Lizzie was the youngest daughter: a very plain girl with deep amber hair and chilling, pale blue eyes. Her shoulders were broad, as was her waistline, adding to her already coarse and sallow complexion. Thick jowls erased the feminine contours of her face, yet she compensated for her lackluster appearance in her behavior. Lizzie was polite to everyone and had impeccable manners. Animals received the majority of her affections and care, for she possessed awkwardness in social settings and had difficulty obtaining human companions.
Once a month, Lizzie’s mood would turn sour during menstruation—a concept lost upon the Victorian mind. She endured worse pangs than most women suffer, and was a force to be reckoned with. Sulking was her mildest discourtesy. If a person made her upset or angry, she would refuse to speak with the offender for days on end. The family avoided Lizzie’s wrath at all costs; even Andrew handed over a lavish expense account to his daughter as not to be bothered by her darker side.
That late Thursday morning on August 4, 1892, murder swept the Borden household. Lizzie spent the morning in the barn searching for metal sinkers to use for fishing with her sister, who was away at Fairhaven. Upon returning home, Lizzie discovered the body of her father. Bridgett Sullivan, the Irish household maid referred to as Maggie by the children, was in the attic when she heard Lizzie shouting to her.
“Maggie, come down!”
Bridgett was startled by her tone. “What’s the matter?”
“Come down quick! Father’s dead! Somebody’s come in and killed him!”
Her father was reclined on the sitting room sofa. His bloodied coat was bunched behind his head. Abbey was later discovered in the guest bedroom. Her body was face down on the floor beside the bed. Both victims had received blows to the head with an axe: Abbey was struck 18 times while Andrew only 11.
Police descended on No. 92 Second Street. Guilt was immediately placed upon Lizzie. She hadn’t left the house for very long on the morning when the crime was committed. The previous day, she had attempted to purchase cyanide (then referred to as “prussic acid”) at a local store without a prescription. The Sunday following the double murder, a witness saw Lizzie burning a pale blue Bedford cotton dress in the kitchen stove, allegedly because it had been ruined by wet paint. The barn loft floor was coated in dust, revealing that no one had set foot there for quite some time.
With the mounting evidence, Lizzie was indicted for both murders. Her trial lasted fourteen long days in June of 1893. However, luck was on Lizzie’s side. Testimony concerning her attempt to purchase poison was barred. José Correira had recently committed a similar axe murder in the area, spreading reasonable doubt among the jurors. After one and a half hours of deliberation, the jury returned a verdict of not guilty. Though legally liberated, many maintained her guilt.
The memory of Lizzie Borden is often confined to the Second Street house and these horrific murders. What happened after the murders is often forgotten: the story of a women running from her past with a new name. Lizbeth A. Borden.
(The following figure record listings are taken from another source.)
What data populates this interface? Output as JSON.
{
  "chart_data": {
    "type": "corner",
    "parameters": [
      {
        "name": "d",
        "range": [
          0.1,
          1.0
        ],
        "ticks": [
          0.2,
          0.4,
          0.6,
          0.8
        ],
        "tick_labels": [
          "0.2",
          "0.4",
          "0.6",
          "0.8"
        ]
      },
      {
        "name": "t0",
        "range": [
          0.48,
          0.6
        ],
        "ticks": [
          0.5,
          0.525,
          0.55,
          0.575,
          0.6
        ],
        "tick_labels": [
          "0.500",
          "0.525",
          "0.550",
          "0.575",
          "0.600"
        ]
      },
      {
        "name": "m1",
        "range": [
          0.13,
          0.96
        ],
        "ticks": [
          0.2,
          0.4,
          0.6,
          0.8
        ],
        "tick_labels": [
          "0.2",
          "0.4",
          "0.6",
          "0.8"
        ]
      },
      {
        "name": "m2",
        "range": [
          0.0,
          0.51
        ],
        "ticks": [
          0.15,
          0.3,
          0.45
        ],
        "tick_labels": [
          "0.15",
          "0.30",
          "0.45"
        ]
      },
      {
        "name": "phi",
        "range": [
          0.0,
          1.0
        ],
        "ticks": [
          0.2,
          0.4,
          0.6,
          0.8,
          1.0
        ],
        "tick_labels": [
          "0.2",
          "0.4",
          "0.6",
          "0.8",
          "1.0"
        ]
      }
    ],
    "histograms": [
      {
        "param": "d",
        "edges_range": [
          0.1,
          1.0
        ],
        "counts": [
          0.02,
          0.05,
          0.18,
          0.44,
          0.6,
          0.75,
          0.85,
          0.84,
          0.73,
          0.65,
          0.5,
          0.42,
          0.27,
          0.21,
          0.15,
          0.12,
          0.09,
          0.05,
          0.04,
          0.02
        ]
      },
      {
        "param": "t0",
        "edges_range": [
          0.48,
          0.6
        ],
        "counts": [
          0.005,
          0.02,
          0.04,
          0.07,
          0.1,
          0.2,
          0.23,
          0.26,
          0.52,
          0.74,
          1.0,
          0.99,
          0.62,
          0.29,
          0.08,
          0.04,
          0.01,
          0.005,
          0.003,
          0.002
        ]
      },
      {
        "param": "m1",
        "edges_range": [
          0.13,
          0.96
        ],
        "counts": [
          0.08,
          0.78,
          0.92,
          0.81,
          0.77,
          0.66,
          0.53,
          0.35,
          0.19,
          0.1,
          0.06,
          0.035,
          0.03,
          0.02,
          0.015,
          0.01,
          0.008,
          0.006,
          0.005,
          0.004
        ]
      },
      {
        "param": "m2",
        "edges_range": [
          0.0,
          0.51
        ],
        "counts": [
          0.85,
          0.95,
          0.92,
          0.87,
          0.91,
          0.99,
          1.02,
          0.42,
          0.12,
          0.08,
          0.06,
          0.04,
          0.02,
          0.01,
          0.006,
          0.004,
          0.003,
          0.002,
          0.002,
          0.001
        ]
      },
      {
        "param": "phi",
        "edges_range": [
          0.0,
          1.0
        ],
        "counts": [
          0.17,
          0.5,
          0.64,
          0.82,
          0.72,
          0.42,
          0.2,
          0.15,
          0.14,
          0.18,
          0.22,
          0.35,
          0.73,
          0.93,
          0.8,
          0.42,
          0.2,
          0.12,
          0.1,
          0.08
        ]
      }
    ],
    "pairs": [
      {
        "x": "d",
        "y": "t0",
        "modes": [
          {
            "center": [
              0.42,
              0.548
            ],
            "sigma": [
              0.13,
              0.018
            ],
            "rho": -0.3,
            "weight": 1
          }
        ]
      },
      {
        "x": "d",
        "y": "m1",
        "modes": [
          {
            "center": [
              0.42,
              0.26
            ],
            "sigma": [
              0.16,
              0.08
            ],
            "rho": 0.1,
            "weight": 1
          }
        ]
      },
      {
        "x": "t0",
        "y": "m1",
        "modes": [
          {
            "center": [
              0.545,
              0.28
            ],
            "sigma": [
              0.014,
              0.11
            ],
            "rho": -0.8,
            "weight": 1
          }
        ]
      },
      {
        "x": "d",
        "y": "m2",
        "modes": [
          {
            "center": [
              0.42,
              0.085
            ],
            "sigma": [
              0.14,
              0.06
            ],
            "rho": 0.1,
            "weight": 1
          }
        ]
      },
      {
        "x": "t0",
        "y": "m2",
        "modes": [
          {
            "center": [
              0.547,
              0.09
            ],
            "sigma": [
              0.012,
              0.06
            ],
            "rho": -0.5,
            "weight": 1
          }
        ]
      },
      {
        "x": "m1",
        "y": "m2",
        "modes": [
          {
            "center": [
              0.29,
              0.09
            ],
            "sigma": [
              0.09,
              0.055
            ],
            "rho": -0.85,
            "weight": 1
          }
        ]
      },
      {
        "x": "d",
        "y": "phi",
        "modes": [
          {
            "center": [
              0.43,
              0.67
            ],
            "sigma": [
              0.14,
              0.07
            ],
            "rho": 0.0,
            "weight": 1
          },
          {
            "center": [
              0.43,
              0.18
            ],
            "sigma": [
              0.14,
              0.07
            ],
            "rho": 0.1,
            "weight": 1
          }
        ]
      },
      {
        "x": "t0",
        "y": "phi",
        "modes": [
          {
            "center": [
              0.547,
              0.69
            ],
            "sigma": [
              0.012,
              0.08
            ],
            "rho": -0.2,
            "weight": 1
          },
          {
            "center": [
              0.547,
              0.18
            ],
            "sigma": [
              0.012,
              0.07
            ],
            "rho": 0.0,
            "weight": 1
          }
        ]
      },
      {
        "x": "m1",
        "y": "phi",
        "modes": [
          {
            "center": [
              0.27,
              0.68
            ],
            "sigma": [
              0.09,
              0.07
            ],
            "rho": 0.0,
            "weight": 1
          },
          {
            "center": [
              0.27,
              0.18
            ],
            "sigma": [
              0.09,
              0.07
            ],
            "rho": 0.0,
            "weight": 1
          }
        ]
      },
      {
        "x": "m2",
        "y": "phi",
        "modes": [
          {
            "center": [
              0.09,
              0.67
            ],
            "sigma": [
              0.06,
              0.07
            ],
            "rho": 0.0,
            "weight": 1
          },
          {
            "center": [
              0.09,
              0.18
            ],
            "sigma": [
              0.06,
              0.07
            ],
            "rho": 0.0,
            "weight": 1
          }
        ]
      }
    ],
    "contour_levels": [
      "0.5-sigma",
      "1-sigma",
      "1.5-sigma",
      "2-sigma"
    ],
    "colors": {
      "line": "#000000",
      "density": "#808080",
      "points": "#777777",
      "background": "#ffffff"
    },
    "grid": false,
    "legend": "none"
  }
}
Five weeks following the acquittal of Lizzie Borden, she and Emma moved to “the Hill”: a fashionable area of town where the best families lived in luxury. They chose a lovely house at #7 French Street, owned by Charles M. Allen. It had been built in 1890 and was purchased in July of 1893 for the modest price of $11,000. Immense maples shadowed the home. Lizzie chose a suitable name for their new domicile: Maplecroft.